La tenerezza, in Amelia, non si accompagnava all’umiltà, piuttosto rimandava a quel tanto di riservatezza entro cui si vorrebbero stabilire i confini della propria domesticità, e proteggerla. In Amelia tutto era misura, e senza ciò non si potrebbe nemmeno comprendere in pieno la poetica degli «spazi metrici». Nel suo paesaggio più intimo, la geografia del dolore era stata soppiantata dalla geometria del verso, senza alcun raffreddamento, senza alcuna vuota programmaticità; senza, cioè, i proclami di un’avanguardia che le stava davvero sulle spalle e tentava di assorbirla, senza successo. Perché, in fondo, Amelia Rosselli resta un poeta lirico, di rara forza lirica. Il tema frequente dell’amore ci aiuta a comprendere, al di là delle sue declinazioni, quanto in lei agisse una spinta alla conquista di una normalità, di una medietà; ciò senza mai indulgere a pratiche o atteggiamenti borghesi, ma solo per raggiungere quel punto di equilibrio intorno al quale la sua mente allestiva delle straordinarie tempeste. L’amore come punto di fuga, e la poesia come traduzione musicale di quella fuga. Ecco perché, in fin dei conti, le presenze reali della sua storia sentimentale contano poco, per quel tanto di ferita che possono averle inflitto; in realtà la modulazione dell’amore, come in ogni grande poeta lirico, rimanda sempre alla dialettica tra finito e infinito. Nella finitudine della sua vita, nella ristrettezza della storia che le è toccato vivere, Amelia Rosselli non ha mai smesso di cercare quel punto di fuga, fino a trovarlo nella finestra che dalla sua mansarda guardava sul cortile interno. Da lì, finalmente, l’infinito le è venuto incontro, oltre la poesia.

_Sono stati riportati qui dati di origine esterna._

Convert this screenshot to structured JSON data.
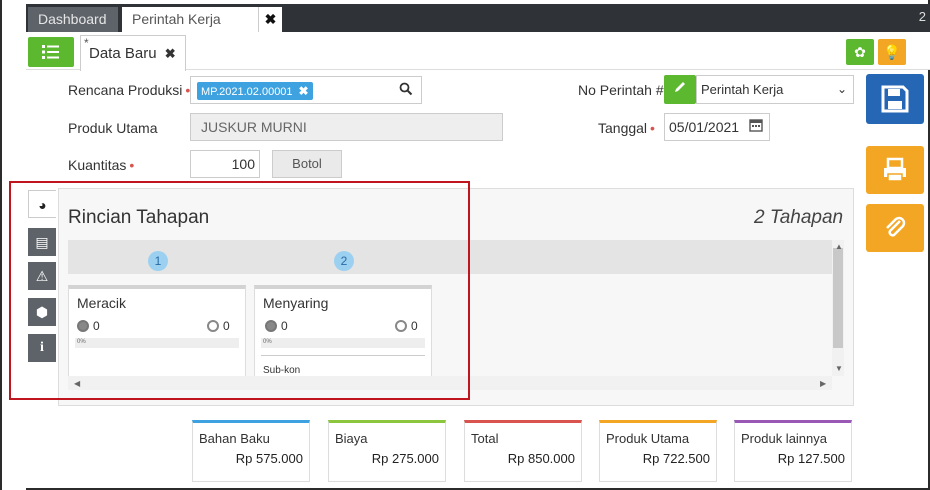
{
  "tabs": {
    "dashboard": "Dashboard",
    "perintah_kerja": "Perintah Kerja",
    "close": "✖",
    "counter": "2"
  },
  "subtab": {
    "star": "*",
    "label": "Data Baru",
    "close": "✖"
  },
  "form": {
    "rencana_produksi": {
      "label": "Rencana Produksi",
      "required": "•",
      "value": "MP.2021.02.00001",
      "remove": "✖"
    },
    "produk_utama": {
      "label": "Produk Utama",
      "value": "JUSKUR MURNI"
    },
    "kuantitas": {
      "label": "Kuantitas",
      "required": "•",
      "value": "100",
      "unit": "Botol"
    },
    "no_perintah": {
      "label": "No Perintah #",
      "value": "Perintah Kerja"
    },
    "tanggal": {
      "label": "Tanggal",
      "required": "•",
      "value": "05/01/2021"
    }
  },
  "panel": {
    "title": "Rincian Tahapan",
    "count": "2 Tahapan",
    "steps": [
      {
        "number": "1",
        "name": "Meracik",
        "left_count": "0",
        "right_count": "0",
        "progress": "0%",
        "progress_value": 0,
        "sub": ""
      },
      {
        "number": "2",
        "name": "Menyaring",
        "left_count": "0",
        "right_count": "0",
        "progress": "0%",
        "progress_value": 0,
        "sub": "Sub-kon"
      }
    ]
  },
  "summary": [
    {
      "title": "Bahan Baku",
      "value": "Rp 575.000",
      "color": "#3ea2e0"
    },
    {
      "title": "Biaya",
      "value": "Rp 275.000",
      "color": "#8cc63f"
    },
    {
      "title": "Total",
      "value": "Rp 850.000",
      "color": "#d9534f"
    },
    {
      "title": "Produk Utama",
      "value": "Rp 722.500",
      "color": "#f2a623"
    },
    {
      "title": "Produk lainnya",
      "value": "Rp 127.500",
      "color": "#9b59b6"
    }
  ],
  "colors": {
    "green": "#5cb82f",
    "blue": "#2566b5",
    "orange": "#f2a623",
    "highlight_red": "#c0151e"
  },
  "icons": [
    "list-icon",
    "gear-icon",
    "bulb-icon",
    "search-icon",
    "pencil-icon",
    "chevron-down-icon",
    "calendar-icon",
    "save-icon",
    "print-icon",
    "paperclip-icon",
    "pie-icon",
    "document-icon",
    "alert-icon",
    "box-icon",
    "info-icon"
  ]
}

Nella sua densissima lingua, questo poeta ha trasformato un tema in un preciso, talvolta crudele codice espressivo, con cui cercare di raccontare non solo il dramma o il sogno della propria intimità, ma un’intera storia della quale faticava a sentirsi parte. I suoi titoli parlano già di questa incessante oscillazione tra privato e pubblico: Variazioni belliche, Serie ospedaliera, Documento. «Innanzi a te la stesura d’un compito che abbracciando la totalità non neghi la formosa individualità», scriveva negli appunti del Diario ottuso. Nei confronti di quella storia restava sempre in ascolto, come una preda. Le incursioni dei suoi fantasmi la costringevano infatti alla prudenza, a un ascolto diffidente: la sua disponibilità all’incontro con l’altro era pressoché inesauribile, proprio quanto Amelia sapeva rendersi, se voleva, inafferrabile. Poteva risultare scostante, ma se lo era, il suo moto di difesa era sempre plausibile. Aveva imparato a sue spese a riconoscere la sincerità. La sua svagatezza, pur posando su un terreno concreto, era anche apparenza, ed era soprattutto un modo per dissimulare il suo istinto più profondo, la sua capacità di intuizione. Con lei non si poteva barare, ma ci si doveva esporre per intero: sia che si discutesse di politica o di letteratura, sia che si scendesse in territori più personali. Era comunque evidente che, per lei, non faceva alcuna differenza. Su tutto scendeva il «grigio pudore» non tanto di un mancato adattamento, di un’incapacità relazionale, quanto, piuttosto, di un preciso esercizio della misura, che coincideva con la totalità della poesia, con la scrittura. L’intelligenza come un continuo dosaggio delle forze, come un forzato adempimento verso se stessi.

Amelia Rosselli ha trascorso la sua vita «con maestà e con furore», e nello stesso modo l’ha scritta. Non c’è stato per lei alcun paradiso che non contemplasse, al suo interno, proprio il furore delle sue tempeste mentali. Lì si poteva aprire un varco pericolosissimo, perché la storia aveva provveduto, fin dall’infanzia, a fare di lei non un albatro possente in grado di attraversare gli uragani, ma una creatura che costantemente doveva richiamare a sé le scarse energie rimaste, e rigenerarle mettendosi a dura prova. C’è sempre un punto oltre il quale la malizia, la nostra e quella di chi ci osserva, non fa più sorridere. Quel punto, quel male irrimediabile del mondo, l’ha accompagnata fino a farsi un «pozzo maligno».